Disclaimer: This post is a personal reflection and does not constitute legal advice. Every situation is different — if you need legal advice, email me at [email protected].

In my last post about the journey from Term Sheet to Drawdown, I highlighted how internal bank guardrails can freeze a facility. One specific point—“Shareholders Don’t Approve Loans, Directors Do”—struck a chord, especially with several founders. That piece showed how banks require board resolutions (not shareholder approvals) to authorise credit facilities, because shareholders own the company but directors manage it. These are two different legal hats. The confusion between them doesn’t just matter for borrowing; it matters for all founder decisions.

It reveals a fundamental tension amongst SMEs, specifically with founders who are transitioning from "One-Man Bands" to growing teams.

I am currently advising on a deal where a founder is bringing in new partners. These aren't just cash investors; they are key team members being compensated with equity—classic "sweat equity." The commercial intent is clear, and I am helping them navigate this transition.

We are shifting from a confusion between equity and management to one where these two hats are separated. Whether you are seeking a bank loan or issuing sweat equity, founders need to understand that in the eyes of the law, "The Boss" doesn't exist. There are three distinct legal hats. In a startup, you often wear all three, but you must know which one you are wearing and when.

The Shareholder Hat

First, you have the Shareholder Hat. This is the hat of ownership. You wear this because you own a stake in the company. Your reward here is profit—dividends and capital growth.

Owning shares doesn’t give you the right to run the company. Nor does it obligate you to work for it. Legally, a shareholder can do absolutely nothing while collecting dividends. Your power is strictly limited to "Constitutional" matters, like changing the company name or—most importantly—appointing the people who do run the company, i.e., the directors.

The Director Hat

This brings us to the Director Hat. You wear this only because the Shareholders appointed you. When you have this hat on, you have the "Management Power" to sign contracts, hire staff, borrow money, and set the strategy. But you also have a fiduciary duty to act in the best interest of the company, not yourself, and the director is personally liable.

I’ve seen founders getting confused with the shareholder hat and director hat, where they think it’s the shareholder’s responsibility (and duty) to set the company strategy. But even when the shareholders and directors are the same people, it is the hat they wear at the specific time of the decision that matters.

The Employee Hat

Finally, there is the Employee Hat. You wear this to execute the work, and your reward is a salary (and sometimes equity). This is where the "Sweat Equity" model often breaks.  Sweat equity simply means giving someone shares in exchange for their work and expertise rather than cash—common in startups where founders can’t yet pay competitive salaries.

Corporate law and employment law are separate. Owning shares does not replace an employment or consultancy contract. If you want a shareholder to do work for the company, they need a contract setting out what their role is. Without one, you can't hold them accountable to deliverables, and—crucially—the Intellectual Property (IP) they create might belong to them, not the company.

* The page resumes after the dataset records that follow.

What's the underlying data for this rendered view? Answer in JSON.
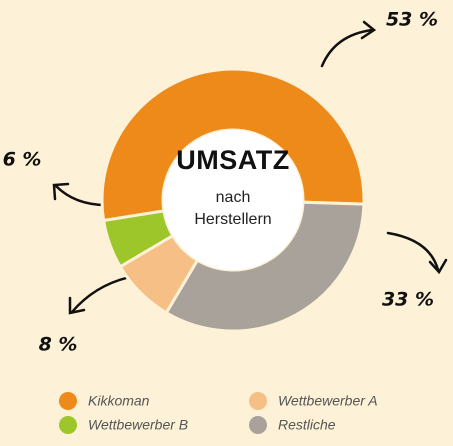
{
  "chart_data": {
    "type": "donut",
    "title": "UMSATZ",
    "subtitle": "nach Herstellern",
    "categories": [
      "Kikkoman",
      "Restliche",
      "Wettbewerber A",
      "Wettbewerber B"
    ],
    "values": [
      53,
      33,
      8,
      6
    ],
    "value_labels": [
      "53 %",
      "33 %",
      "8 %",
      "6 %"
    ],
    "colors": [
      "#ee8a1a",
      "#a8a29b",
      "#f6bf86",
      "#9cc62a"
    ]
  }
}
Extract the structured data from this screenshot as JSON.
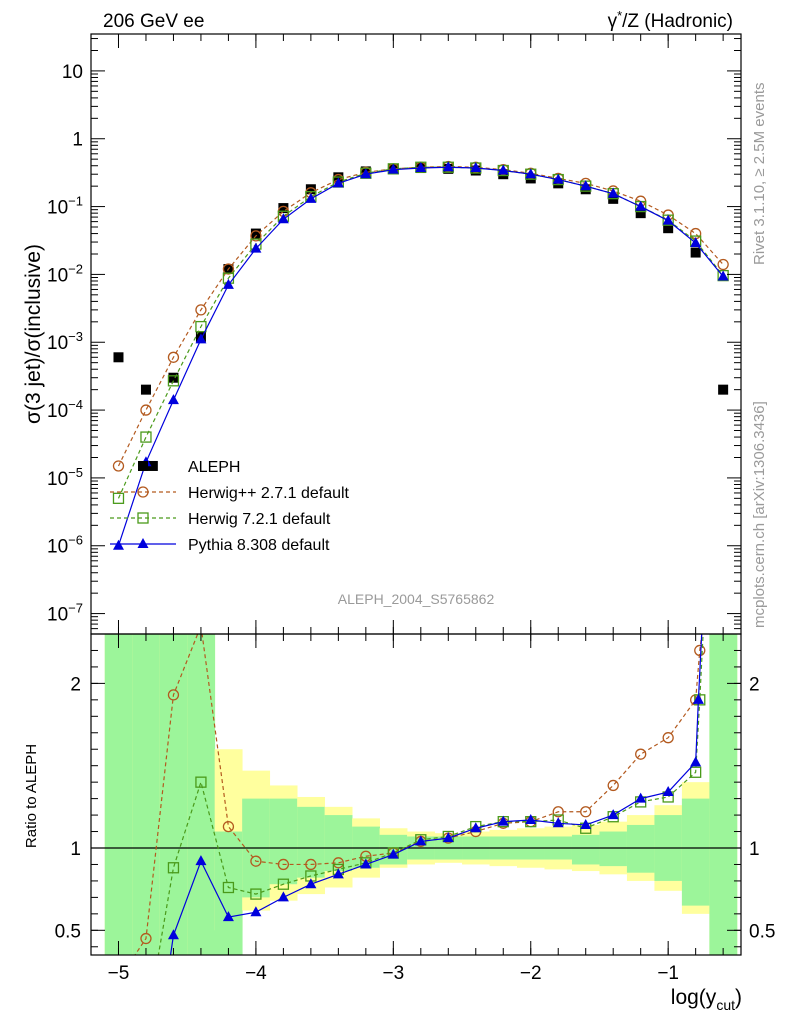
{
  "header": {
    "left": "206 GeV ee",
    "right_pre": "γ",
    "right_sup": "*",
    "right_post": "/Z (Hadronic)"
  },
  "side_labels": {
    "rivet": "Rivet 3.1.10, ≥ 2.5M events",
    "mcplots": "mcplots.cern.ch [arXiv:1306.3436]"
  },
  "analysis_id": "ALEPH_2004_S5765862",
  "chart_data": [
    {
      "panel": "main",
      "type": "scatter",
      "ylabel": "σ(3 jet)/σ(inclusive)",
      "yscale": "log",
      "xlim": [
        -5.2,
        -0.47
      ],
      "ylim": [
        5e-08,
        35
      ],
      "y_ticks": [
        {
          "v": 10,
          "t": "10"
        },
        {
          "v": 1,
          "t": "1"
        },
        {
          "v": 0.1,
          "t": "10",
          "e": "−1"
        },
        {
          "v": 0.01,
          "t": "10",
          "e": "−2"
        },
        {
          "v": 0.001,
          "t": "10",
          "e": "−3"
        },
        {
          "v": 0.0001,
          "t": "10",
          "e": "−4"
        },
        {
          "v": 1e-05,
          "t": "10",
          "e": "−5"
        },
        {
          "v": 1e-06,
          "t": "10",
          "e": "−6"
        },
        {
          "v": 1e-07,
          "t": "10",
          "e": "−7"
        }
      ],
      "legend_position": "center-left",
      "series": [
        {
          "name": "ALEPH",
          "color": "#000000",
          "marker": "filled-square",
          "line": "none",
          "x": [
            -5.0,
            -4.8,
            -4.75,
            -4.6,
            -4.4,
            -4.2,
            -4.0,
            -3.8,
            -3.6,
            -3.4,
            -3.2,
            -3.0,
            -2.8,
            -2.6,
            -2.4,
            -2.2,
            -2.0,
            -1.8,
            -1.6,
            -1.4,
            -1.2,
            -1.0,
            -0.8,
            -0.6
          ],
          "y": [
            0.0006,
            0.0002,
            1.5e-05,
            0.0003,
            0.0012,
            0.012,
            0.04,
            0.095,
            0.18,
            0.27,
            0.33,
            0.36,
            0.37,
            0.36,
            0.34,
            0.3,
            0.26,
            0.22,
            0.18,
            0.13,
            0.08,
            0.048,
            0.021,
            0.0002
          ]
        },
        {
          "name": "Herwig++ 2.7.1 default",
          "color": "#b35a1f",
          "marker": "open-circle",
          "line": "dashed",
          "x": [
            -5.0,
            -4.8,
            -4.6,
            -4.4,
            -4.2,
            -4.0,
            -3.8,
            -3.6,
            -3.4,
            -3.2,
            -3.0,
            -2.8,
            -2.6,
            -2.4,
            -2.2,
            -2.0,
            -1.8,
            -1.6,
            -1.4,
            -1.2,
            -1.0,
            -0.8,
            -0.6
          ],
          "y": [
            1.5e-05,
            0.0001,
            0.0006,
            0.003,
            0.012,
            0.037,
            0.085,
            0.16,
            0.25,
            0.32,
            0.36,
            0.38,
            0.39,
            0.38,
            0.35,
            0.31,
            0.26,
            0.22,
            0.17,
            0.12,
            0.075,
            0.04,
            0.014
          ]
        },
        {
          "name": "Herwig 7.2.1 default",
          "color": "#4a9a1a",
          "marker": "open-square",
          "line": "dashed",
          "x": [
            -5.0,
            -4.8,
            -4.6,
            -4.4,
            -4.2,
            -4.0,
            -3.8,
            -3.6,
            -3.4,
            -3.2,
            -3.0,
            -2.8,
            -2.6,
            -2.4,
            -2.2,
            -2.0,
            -1.8,
            -1.6,
            -1.4,
            -1.2,
            -1.0,
            -0.8,
            -0.6
          ],
          "y": [
            5e-06,
            4e-05,
            0.00027,
            0.0017,
            0.0088,
            0.028,
            0.072,
            0.14,
            0.23,
            0.31,
            0.36,
            0.38,
            0.38,
            0.37,
            0.34,
            0.3,
            0.25,
            0.2,
            0.155,
            0.1,
            0.063,
            0.031,
            0.0096
          ]
        },
        {
          "name": "Pythia 8.308 default",
          "color": "#0000dd",
          "marker": "filled-triangle",
          "line": "solid",
          "x": [
            -5.0,
            -4.8,
            -4.6,
            -4.4,
            -4.2,
            -4.0,
            -3.8,
            -3.6,
            -3.4,
            -3.2,
            -3.0,
            -2.8,
            -2.6,
            -2.4,
            -2.2,
            -2.0,
            -1.8,
            -1.6,
            -1.4,
            -1.2,
            -1.0,
            -0.8,
            -0.6
          ],
          "y": [
            1e-06,
            1.7e-05,
            0.00014,
            0.0011,
            0.007,
            0.024,
            0.065,
            0.13,
            0.22,
            0.3,
            0.35,
            0.37,
            0.38,
            0.37,
            0.34,
            0.3,
            0.25,
            0.2,
            0.155,
            0.1,
            0.062,
            0.029,
            0.0093
          ]
        }
      ]
    },
    {
      "panel": "ratio",
      "type": "line",
      "ylabel": "Ratio to ALEPH",
      "xlabel": "log(y",
      "xlabel_sub": "cut",
      "xlabel_end": ")",
      "xlim": [
        -5.2,
        -0.47
      ],
      "ylim": [
        0.35,
        2.3
      ],
      "x_ticks": [
        {
          "v": -5,
          "t": "−5"
        },
        {
          "v": -4,
          "t": "−4"
        },
        {
          "v": -3,
          "t": "−3"
        },
        {
          "v": -2,
          "t": "−2"
        },
        {
          "v": -1,
          "t": "−1"
        }
      ],
      "y_ticks": [
        {
          "v": 2,
          "t": "2"
        },
        {
          "v": 1,
          "t": "1"
        },
        {
          "v": 0.5,
          "t": "0.5"
        }
      ],
      "reference_line": 1,
      "bands": {
        "edges": [
          -5.1,
          -4.9,
          -4.7,
          -4.5,
          -4.3,
          -4.1,
          -3.9,
          -3.7,
          -3.5,
          -3.3,
          -3.1,
          -2.9,
          -2.7,
          -2.5,
          -2.3,
          -2.1,
          -1.9,
          -1.7,
          -1.5,
          -1.3,
          -1.1,
          -0.9,
          -0.7,
          -0.5
        ],
        "yellow": [
          [
            0.35,
            2.4
          ],
          [
            0.35,
            2.4
          ],
          [
            0.35,
            2.4
          ],
          [
            0.35,
            2.4
          ],
          [
            0.5,
            1.6
          ],
          [
            0.62,
            1.47
          ],
          [
            0.68,
            1.38
          ],
          [
            0.72,
            1.31
          ],
          [
            0.76,
            1.25
          ],
          [
            0.82,
            1.18
          ],
          [
            0.88,
            1.12
          ],
          [
            0.9,
            1.1
          ],
          [
            0.91,
            1.09
          ],
          [
            0.9,
            1.1
          ],
          [
            0.89,
            1.11
          ],
          [
            0.88,
            1.12
          ],
          [
            0.87,
            1.13
          ],
          [
            0.86,
            1.14
          ],
          [
            0.84,
            1.16
          ],
          [
            0.8,
            1.2
          ],
          [
            0.74,
            1.26
          ],
          [
            0.6,
            1.4
          ],
          [
            0.35,
            2.4
          ]
        ],
        "green": [
          [
            0.35,
            2.4
          ],
          [
            0.35,
            2.4
          ],
          [
            0.35,
            2.4
          ],
          [
            0.35,
            2.4
          ],
          [
            0.35,
            1.1
          ],
          [
            0.7,
            1.3
          ],
          [
            0.78,
            1.3
          ],
          [
            0.82,
            1.25
          ],
          [
            0.86,
            1.2
          ],
          [
            0.88,
            1.13
          ],
          [
            0.9,
            1.08
          ],
          [
            0.93,
            1.07
          ],
          [
            0.93,
            1.07
          ],
          [
            0.93,
            1.07
          ],
          [
            0.93,
            1.07
          ],
          [
            0.93,
            1.07
          ],
          [
            0.93,
            1.07
          ],
          [
            0.9,
            1.08
          ],
          [
            0.89,
            1.1
          ],
          [
            0.85,
            1.14
          ],
          [
            0.8,
            1.2
          ],
          [
            0.65,
            1.3
          ],
          [
            0.35,
            2.4
          ]
        ]
      },
      "series": [
        {
          "name": "Herwig++ 2.7.1 default",
          "color": "#b35a1f",
          "marker": "open-circle",
          "line": "dashed",
          "x": [
            -4.92,
            -4.8,
            -4.6,
            -4.4,
            -4.2,
            -4.0,
            -3.8,
            -3.6,
            -3.4,
            -3.2,
            -3.0,
            -2.8,
            -2.6,
            -2.4,
            -2.2,
            -2.0,
            -1.8,
            -1.6,
            -1.4,
            -1.2,
            -1.0,
            -0.8,
            -0.77,
            -0.74
          ],
          "y": [
            0.3,
            0.45,
            1.93,
            2.35,
            1.13,
            0.92,
            0.9,
            0.9,
            0.91,
            0.95,
            0.97,
            1.04,
            1.06,
            1.1,
            1.15,
            1.16,
            1.22,
            1.22,
            1.38,
            1.57,
            1.67,
            1.9,
            2.2,
            2.4
          ]
        },
        {
          "name": "Herwig 7.2.1 default",
          "color": "#4a9a1a",
          "marker": "open-square",
          "line": "dashed",
          "x": [
            -4.72,
            -4.6,
            -4.4,
            -4.2,
            -4.0,
            -3.8,
            -3.6,
            -3.4,
            -3.2,
            -3.0,
            -2.8,
            -2.6,
            -2.4,
            -2.2,
            -2.0,
            -1.8,
            -1.6,
            -1.4,
            -1.2,
            -1.0,
            -0.8,
            -0.77,
            -0.74
          ],
          "y": [
            0.3,
            0.88,
            1.4,
            0.76,
            0.72,
            0.78,
            0.83,
            0.87,
            0.91,
            0.97,
            1.05,
            1.07,
            1.13,
            1.16,
            1.16,
            1.17,
            1.12,
            1.19,
            1.28,
            1.31,
            1.46,
            1.9,
            2.4
          ]
        },
        {
          "name": "Pythia 8.308 default",
          "color": "#0000dd",
          "marker": "filled-triangle",
          "line": "solid",
          "x": [
            -4.63,
            -4.6,
            -4.4,
            -4.2,
            -4.0,
            -3.8,
            -3.6,
            -3.4,
            -3.2,
            -3.0,
            -2.8,
            -2.6,
            -2.4,
            -2.2,
            -2.0,
            -1.8,
            -1.6,
            -1.4,
            -1.2,
            -1.0,
            -0.8,
            -0.78,
            -0.75
          ],
          "y": [
            0.3,
            0.47,
            0.92,
            0.58,
            0.61,
            0.7,
            0.78,
            0.84,
            0.9,
            0.96,
            1.04,
            1.06,
            1.12,
            1.16,
            1.17,
            1.15,
            1.14,
            1.2,
            1.3,
            1.34,
            1.52,
            1.9,
            2.4
          ]
        }
      ]
    }
  ]
}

Why Not Just Keep It Simple?

You might be wondering, "Why do we need all these hats? Why not just form a Partnership or be a Sole Proprietor?"

The problem with those "simple" structures is that the hats are glued together. In a Sole Proprietorship or Partnership, there is no separation between "You" and "The Business." You are the owner, the manager, and the liable party all at once. If your partner runs up a debt, you are also personally liable for it. You cannot separate the "Investor" from the "Manager."

A company allows you to separate and silo these roles. It allows you to have an investor who only provides cash (Shareholder), a manager who only runs the business (Director), and talent that only executes (Employee).

Why "Good Enough" Structures Fail

You might think, "We are all friends, does the paperwork really matter?"

It matters when you try to scale, and it definitely matters when things go wrong. If you don't separate these hats, you cannot solve conflict.

For example, what happens if a co-founder stops working but holds 20% of the equity? If you relied on a "handshake" partnership, you are stuck. You cannot "fire" a partner easily.

But if you structured it correctly, the answer is simple: You fire them as an Employee (stop paying their salary) and remove them as a Director (stop them from making decisions). However, they keep their Shares—because that is their property—unless you have a mechanism to buy them back.

This is where the Shareholders’ Agreement becomes your most vital document. It is the rulebook that tells you how to take the hats off when things go wrong—spelling out who can be removed as director or employee whilst keeping their shares, how shares can be bought back, and what happens if someone leaves. Without it, you’re trying to solve a three-hat problem with only friendship as your answer.